"La Rivista di Engramma (open access)" ISSN 1826-901X

197 | dicembre 2022

97888948401

Alessandro, il cavaliere, il doge. Le placchette profane della Pala d’Oro di San Marco 

A Presentation of the book by Maria Bergamo

by Patricia Fortini Brown

Abstract

The jewel-encrusted Pala d’Oro in Venice’s Basilica di San Marco dazzles the viewer with its golden radiance and precious Byzantine enamels. It is hard to know where to look first, but our gaze is immediately drawn to the enamel of the Pantocrator enthroned in the central panel of lower section. Only then do we focus on the evangelists and archangels who surround him and the figures of Doge Ordelaffo Falier, the Virgin Orant, and the Byzantine Empress Irene flanked by two dedicatory inscriptions. Then perhaps we look at the upper section, with the Archangel Michael flanked by six large enamels depicting feast days of the Byzantine church, and then turn back to the lower section to scan the ranks of apostles, prophets, and saints who populate the niches across the surface. These are bordered on the top by scenes from the life of Christ and at the sides by small scenes from the life of St. Mark. Reassembled in the fourteenth century by Doge Andrea Dandolo, the precious palimpsest seems to bring heaven to earth.

It is all a little overwhelming. We might not even notice the small round plaquettes and busts of saints embedded in the surrounding cornice. But in this carefully researched study, Maria Bergamo directs our attention to six enamel Byzantine plaquettes, datable to the 11th century, embedded in the bottom border. Flanking a plaquette of the Virgin in the center, they measure only 4.4 cm in diameter and are easy to overlook: three knightly falconers on horseback, an apotheosis of Alexander the Great, a bust of the Emperor Constantine, and a symbol of the Cosmos (or cosmic vision, also identified as a Tree of Life). With little obvious coherence, the grouping has often gone unmentioned in the literature. But there are a few notable exceptions, and these formed the foundation for Bergamo’s more extensive study. André Grabar identified the plaquettes as profane products of the Macedonian renaissance and suggested that they might have been gifts from the imperial court to the Venetian doge. Renato Polacco interpreted the plaquettes as symbols of the Greco-Roman Empire, of which Venice was the heir. He further observed that they expressed the culture and political ideals of the dogate of Andrea Dandolo, who was responsible for the 1345 renovation of the Pala as the refulgent centerpiece of the Basilica of San Marco.

In her detailed and elegantly written, study, Bergamo expands upon these interpretations and shows how the plaquettes create a coherent narrative that provide an important key to the meaning of the Pala as a whole.
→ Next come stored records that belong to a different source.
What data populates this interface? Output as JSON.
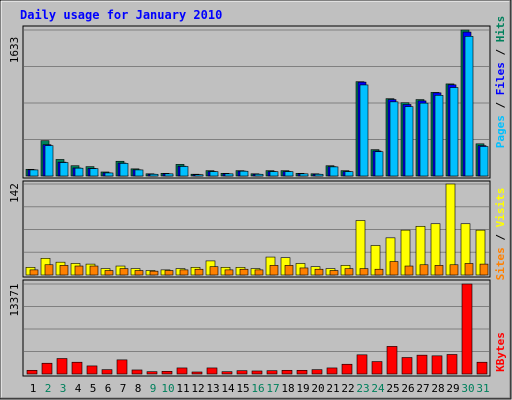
{
  "chart_data": {
    "type": "bar",
    "title": "Daily usage for January 2010",
    "days": [
      1,
      2,
      3,
      4,
      5,
      6,
      7,
      8,
      9,
      10,
      11,
      12,
      13,
      14,
      15,
      16,
      17,
      18,
      19,
      20,
      21,
      22,
      23,
      24,
      25,
      26,
      27,
      28,
      29,
      30,
      31
    ],
    "weekend_days": [
      2,
      3,
      9,
      10,
      16,
      17,
      23,
      24,
      30,
      31
    ],
    "panels": {
      "hits_panel": {
        "max_label": "1633",
        "ylim": [
          0,
          1633
        ],
        "legend": [
          "Pages",
          "Files",
          "Hits"
        ],
        "series": [
          {
            "name": "Hits",
            "values": [
              75,
              395,
              185,
              115,
              105,
              45,
              165,
              80,
              25,
              30,
              130,
              20,
              60,
              30,
              60,
              25,
              60,
              60,
              30,
              25,
              115,
              60,
              1055,
              295,
              865,
              820,
              855,
              935,
              1030,
              1633,
              360
            ]
          },
          {
            "name": "Files",
            "values": [
              70,
              350,
              155,
              90,
              85,
              35,
              145,
              70,
              20,
              25,
              110,
              15,
              50,
              25,
              55,
              20,
              50,
              50,
              25,
              20,
              105,
              50,
              1050,
              280,
              855,
              800,
              840,
              930,
              1020,
              1610,
              340
            ]
          },
          {
            "name": "Pages",
            "values": [
              5,
              6,
              4,
              5,
              3,
              2,
              4,
              3,
              2,
              2,
              3,
              1,
              2,
              1,
              2,
              1,
              2,
              2,
              1,
              1,
              3,
              2,
              8,
              4,
              6,
              5,
              6,
              7,
              8,
              12,
              4
            ]
          }
        ]
      },
      "visits_panel": {
        "max_label": "142",
        "ylim": [
          0,
          142
        ],
        "legend": [
          "Sites",
          "Visits"
        ],
        "series": [
          {
            "name": "Visits",
            "values": [
              12,
              26,
              20,
              18,
              17,
              10,
              14,
              10,
              7,
              8,
              10,
              12,
              22,
              12,
              12,
              10,
              28,
              27,
              18,
              13,
              10,
              15,
              85,
              46,
              58,
              70,
              76,
              80,
              142,
              80,
              70
            ]
          },
          {
            "name": "Sites",
            "values": [
              8,
              16,
              15,
              14,
              14,
              7,
              10,
              7,
              6,
              7,
              8,
              9,
              13,
              8,
              9,
              8,
              15,
              15,
              11,
              9,
              7,
              10,
              10,
              9,
              21,
              14,
              16,
              15,
              16,
              18,
              17
            ]
          }
        ]
      },
      "kbytes_panel": {
        "max_label": "13371",
        "ylim": [
          0,
          13371
        ],
        "legend": [
          "KBytes"
        ],
        "series": [
          {
            "name": "KBytes",
            "values": [
              550,
              1600,
              2300,
              1750,
              1200,
              650,
              2100,
              600,
              350,
              400,
              900,
              300,
              900,
              350,
              500,
              450,
              500,
              550,
              550,
              650,
              900,
              1450,
              2850,
              1850,
              4100,
              2450,
              2800,
              2700,
              2900,
              13371,
              1750
            ]
          }
        ]
      }
    },
    "colors": {
      "background": "#c0c0c0",
      "plot_bg": "#c0c0c0",
      "hits": "#00805c",
      "files": "#0000ff",
      "pages": "#00c0ff",
      "visits": "#ffff00",
      "sites": "#ff8000",
      "kbytes": "#ff0000",
      "title": "#0000ff",
      "weekday_label": "#000000",
      "weekend_label": "#00805c"
    }
  }
}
After discussing falconry and the Byzantine, Muslim, and Western sources for the knights, she focuses on their relationship to the great eschatological narrative, both mystical and political, that begins with Creation or Pantocrator. The divinely inspired sequence is carried forward through the centuries by Alexander the Great, the Roman emperor Constantine, and the Byzantine emperors, to culminate in the Venetian republic. These little enamels function like footnotes, joining the heavenly vision above to political sovereignties over time and the earthly terrain of Dandolo’s Venice. Indeed, Bergamo shows how the ensemble was an integral part of the Pala, forming an elegant summa of Andrea Dandolo’s vision of the Venetian republic as the rightful – and inevitable – heir of the Roman empire.

Abstract

In the jewel-encrusted Pala d’Oro in Venice’s Basilica di San Marco, among its golden radiance and precious Byzantine enamels, there are six little plaquettes, only 4.4 cm in diameter: three knightly falconers on horseback, an apotheosis of Alexander the Great, a bust of the Emperor Constantine, and a symbol of the Cosmos (or cosmic vision, also identified as a Tree of Life). With little obvious coherence, the grouping has often gone unmentioned in the literature. Bergamo shows how the ensemble was an integral part of the Pala, made first by Doge Ordelaffo Falier, and reassembled in the fourteenth century by Doge Andrea Dandolo. Indeed, they form an elegant summa of Andrea Dandolo’s vision of the Venetian republic as the rightful – and inevitable – heir of the Roman empire.

keywords | Venice; Pala d’Oro; Andrea Dandolo; Alexander the Great; falconry.